Similar to many other graph analytics, the control flow for each thread of triangle counting algorithms is determined by the input graph. This data dependency makes both load-balancing and compiler optimization much more challenging. Vectorization of such codes is even more complex. The recent branch-avoiding model shows how to remove such control flow restrictions by replacing branches with an equivalent set of arithmetic operations. In many cases the cost for implementations enabling vectorization increases the number of operations. In my talk, I will present two main contributions: 1) Logarithmic Radix Binning (LRB) and 2) a vectorized triangle counting algorithm.
LRB is responsible for two levels of load-balancing: the thread level and the vector level such that each data lane executes a near equal amount of work. We implemented and evaluated our algorithm on several different platforms including Intel's AVX-512 (testing on KNL) and for NVIDIA GPUs.
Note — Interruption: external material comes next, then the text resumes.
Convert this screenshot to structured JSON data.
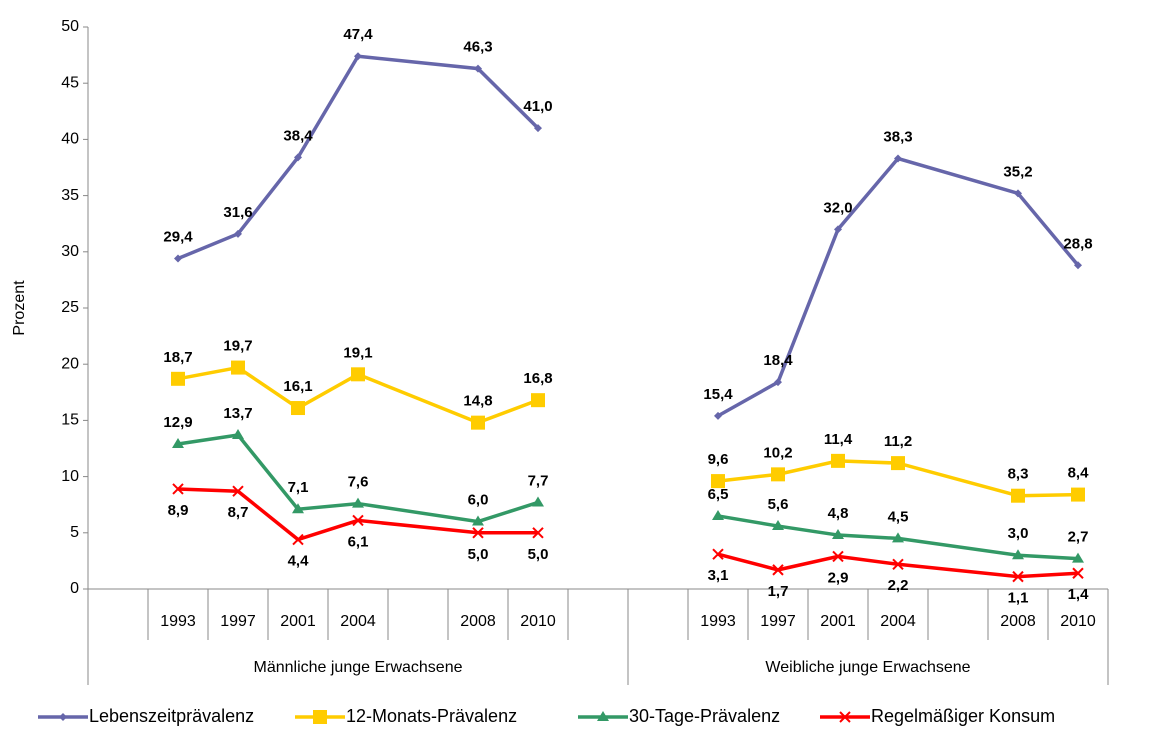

Our new algorithm outperforms several recent highly optimized triangle counting algorithms by anywhere from 1.5X and up to 11X. We outperform several champion algorithms from the 2017 HPEC Graph Challenge such as the KOKKOS framework and GPU based algorithms. Further, we show near linear speedups for several different versions of our algorithms, each of which uses a different set of optimizations.
Bio:
Oded Green is a currently a research scientist at the Georgia Institute of Technology (Georgia Tech) in Computational Sciences and Engineering, where he also received his PhD. Oded will join NVIDIA's AI infrastructure group later this summer. Oded received both his MSc in electrical engineering and his BSc in computer engineering from Technion – Israel Institute of Technology.
Oded's research primarily focuses on improving the performance and scalability of large-scale graph analytic, with an emphasis on dynamic graph, using a wide range of high-performance computational platforms. Oded also focuses on architecture-algorithm codesign.